Child marriage ban bill defeated in West Virginia House

The Republican-dominated Senate Judiciary Committee rejected the bill on a 9-8 vote, a week after it passed the House of Delegates.

The vote came shortly after the bill's main sponsor, Democratic Del. Kayla Young of Kanawha County, testified briefly before the committee. She said that since 2000 there have been more than 3,600 marriages in the state involving one or more children.

Currently, children can marry as young as 16 in West Virginia with parental consent. Anyone younger than that also must get a judge’s waiver.

“For now, there will be no floor for the age of marriage in WV, endangering our kids,” Young wrote on Twitter after the vote.

In a rebuke, Cabell County Democratic Sen. Mike Woelfel reminded the committee after the vote that Wednesday was International Women’s Day.

Some of the bill's opponents have argued that teenage marriages are a part of life in West Virginia.

Kanawha County Republican Sen. Mike Stuart, a former federal prosecutor who sided with the majority, said his vote “wasn’t a vote against women.” He said his mother was married when she was 16, and “six months later, I came along. I’m the luckiest guy in the world.”

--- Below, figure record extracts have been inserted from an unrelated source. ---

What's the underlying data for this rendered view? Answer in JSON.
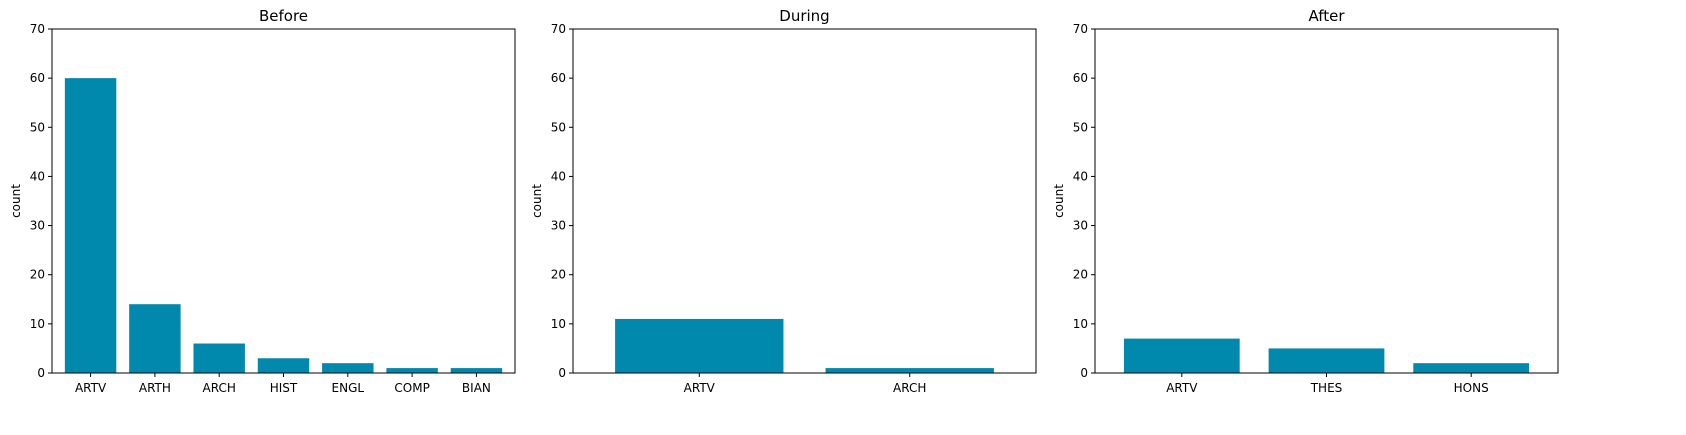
{
  "chart_data": [
    {
      "type": "bar",
      "title": "Before",
      "xlabel": "",
      "ylabel": "count",
      "ylim": [
        0,
        70
      ],
      "yticks": [
        0,
        10,
        20,
        30,
        40,
        50,
        60,
        70
      ],
      "categories": [
        "ARTV",
        "ARTH",
        "ARCH",
        "HIST",
        "ENGL",
        "COMP",
        "BIAN"
      ],
      "values": [
        60,
        14,
        6,
        3,
        2,
        1,
        1
      ],
      "grid": false,
      "bar_color": "#0088ad"
    },
    {
      "type": "bar",
      "title": "During",
      "xlabel": "",
      "ylabel": "count",
      "ylim": [
        0,
        70
      ],
      "yticks": [
        0,
        10,
        20,
        30,
        40,
        50,
        60,
        70
      ],
      "categories": [
        "ARTV",
        "ARCH"
      ],
      "values": [
        11,
        1
      ],
      "grid": false,
      "bar_color": "#0088ad"
    },
    {
      "type": "bar",
      "title": "After",
      "xlabel": "",
      "ylabel": "count",
      "ylim": [
        0,
        70
      ],
      "yticks": [
        0,
        10,
        20,
        30,
        40,
        50,
        60,
        70
      ],
      "categories": [
        "ARTV",
        "THES",
        "HONS"
      ],
      "values": [
        7,
        5,
        2
      ],
      "grid": false,
      "bar_color": "#0088ad"
    }
  ]
}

The bill would have established that 18 is the age of consent and removed the ability of a minor to obtain consent through their parents, legal guardians, or by court petition. Existing legal marriages, including those done in other states, would have been unaffected.

According to the nonprofit group Unchained At Last, which seeks to end forced and child marriage, seven states have set the minimum age for marriage at 18, all since 2018. Supporters of such legislation say it reduces domestic violence, unwanted pregnancies and improves the lives of teens.

Although recent figures are unavailable, according to the Pew Research Center, West Virginia had the highest rate of child marriages among the states in 2014, when the state's five-year average was 7.1 marriages for every 1,000 children ages 15 to 17.